これを面接を通じて確かめるには次のような質問が想定されます。
質問:
あなたがかつて担当したプロジェクトでもっと上手くできたと思うプロジェクトについて教えてください。そして、今だったら、それをどのように異なる方法で取り組みますか?
あなたが今までに設定した目標の中で最も達成するのが困難だった目標は何ですか?そこから何を学びましたか?
面接官として、候補者の方の過去の実績についてお話をお聞きしていると、大抵の場合は成功例をお話しいただくことが多く、淀みなくお話しをされる方が多いです。きっと、面接に向けて自分の過去の仕事を棚卸して、面接で答える準備をしているのでしょう。それ自体は悪いことではありません。しかし、そうした成功事例の詳細をじっくりお聞きした上で最後に「そのお仕事、今振り返ってみたら、どんな風にやり直すことができると思いますか?」とお聞きすることがあります。不意を突かれて、ここで回答に窮してしまう方も少なからずいらっしゃいます。ここからいくつかのタイプに別れます。
あの時のやり方がベストだと言い切ってやり直せることはない、というタイプ
その場しのぎで別のやり方としてはXXXXのようなことができたのでは、と思いつきで話すタイプ
当時をすでに客観的に振り返っていて、あの時はXXXXXをすれば良かった、と自己分析していて、もう一度チャレンジできるならそれを実行してみたい、というタイプ
どれがInsist on the Highest Standardsかと言えば、3番のタイプだと思います。現に面接をしていて、そのような答えをする方に何人も出会っています。もちろん、1番や2番の回答をした方が全てNGという訳ではありません。仕事に取り組む姿勢として、そのプロジェクトに全身全霊を傾けていたからこそ「やり切った」とおっしゃる方もいれば、当時はそういう視点では取り組んではいなかったが、振り返ればやれることがあったのではないか、というアイデアの引き出しは持っている方、そういう分析もできます。
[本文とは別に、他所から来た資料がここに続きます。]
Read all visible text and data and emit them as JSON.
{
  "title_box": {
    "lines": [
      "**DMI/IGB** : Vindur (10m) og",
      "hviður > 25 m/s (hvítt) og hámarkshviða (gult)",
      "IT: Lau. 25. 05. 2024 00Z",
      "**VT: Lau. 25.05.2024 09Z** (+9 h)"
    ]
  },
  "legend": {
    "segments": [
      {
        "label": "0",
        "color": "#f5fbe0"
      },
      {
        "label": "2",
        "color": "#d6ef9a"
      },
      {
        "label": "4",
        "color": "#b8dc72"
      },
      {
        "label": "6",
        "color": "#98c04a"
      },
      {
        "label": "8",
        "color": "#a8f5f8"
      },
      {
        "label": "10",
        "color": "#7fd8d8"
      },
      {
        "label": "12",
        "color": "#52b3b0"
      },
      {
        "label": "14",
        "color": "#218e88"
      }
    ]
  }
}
このInsist on the Highest Standardsは後天的に獲得できる資質ではないかと考えます。マネージャーは、常に高い水準で目標を立てていくことを促し続けていくことで自然とそうした振る舞いに近づいていくからです。一方で、チームの中に現状肯定で、ともすると向上心とは反対のベクトルでじっとその場から動かないメンバーが他のメンバーに悪い影響を与えないかをマネージャーは注意深くみる必要があります。そういう意味でチームを率いるリーダー、マネージャーを採用するときは「向上心」の見極めが重要になってきます。